Respectfully submitted this 11th day of July 2013
Amelia Oliver,
Attorney for Respondent
[1] Steinman, S., The Experience of Children in a Joint Custody Arrangement: A Report of a Study, 51 American J. of Orthopsychiatry 403-414 (1981), Clarke-Stewart, A., Child Care in the Family, Academic Press, New York, N.Y., 1977.
[2] Steinman, supra note 32.
[3] Mr. Volson, J.L., et al, Ongoing Post Divorce Conflict: Effects on Children of Joint Custody and Frequent Access, 59 Am. J. Orthopsychiatry 576-595 (1989), McKinnon and Wallerstein, Joint Custody and the Preschool Child, 4 Behav. Sciences & Law 169 (1986).
[4] McKinnon & Wallerstein, supra note 34 at 180., Steinman, et al, A Study of Parents who sought Joint Custody Following Divorce: Who Reaches Agreement and Sustains Joint Custody and Who Returns to Court, 24 J. Amer. Acad. Child Psych. 554-562 (1985)
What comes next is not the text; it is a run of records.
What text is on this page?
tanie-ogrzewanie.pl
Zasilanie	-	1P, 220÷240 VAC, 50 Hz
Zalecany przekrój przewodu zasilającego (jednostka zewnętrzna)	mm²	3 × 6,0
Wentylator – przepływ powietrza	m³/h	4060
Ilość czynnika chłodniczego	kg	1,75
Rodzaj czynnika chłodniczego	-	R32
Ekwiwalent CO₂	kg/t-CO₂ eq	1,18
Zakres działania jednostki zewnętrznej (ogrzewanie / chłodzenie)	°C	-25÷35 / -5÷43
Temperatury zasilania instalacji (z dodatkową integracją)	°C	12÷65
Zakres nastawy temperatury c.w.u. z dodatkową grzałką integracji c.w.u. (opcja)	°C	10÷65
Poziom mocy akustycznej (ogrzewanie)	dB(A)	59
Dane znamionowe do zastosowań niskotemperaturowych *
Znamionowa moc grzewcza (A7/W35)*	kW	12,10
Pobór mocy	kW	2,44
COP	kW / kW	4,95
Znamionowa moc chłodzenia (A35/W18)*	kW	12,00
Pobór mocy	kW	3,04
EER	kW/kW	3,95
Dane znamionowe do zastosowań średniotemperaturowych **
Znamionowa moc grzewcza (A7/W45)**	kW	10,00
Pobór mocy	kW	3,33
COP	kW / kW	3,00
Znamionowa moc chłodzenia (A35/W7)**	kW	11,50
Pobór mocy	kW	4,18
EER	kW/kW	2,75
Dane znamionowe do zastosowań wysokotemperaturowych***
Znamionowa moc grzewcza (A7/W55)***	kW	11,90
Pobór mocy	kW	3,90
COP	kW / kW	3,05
[5] McKinnon & Wallerstein, supra note 34 at 180.
[6] Felner, R.D. & Terre, L., Child Custody Dispositions and Children's Adaptation Following Divorce, In: Weithom, L.A. (ed.) Psychiatry and Child Custody Determinations; Knowledge, Roles and Expertise, University of Nebraska Press, Lincoln, Neb. (1984) p. 124, Steinman, et al, supra note 35.
[7] Felner, R.D. & Terre, L., supra note 37 at 138-139, Phear, W. et al, An Empirical Study of Custody Agreements: Joint versus Sole Legal Custody, In: Joint Custody and Shared Parenting, Folberg, Jay (ed.) supra note 11 at 142-156.
[8] Ilfeld, F, et al, Does Joint Custody Work? A First Look at the Outcome of Relitigation, 139(1) Am. J. Psych. 62-66 (1982).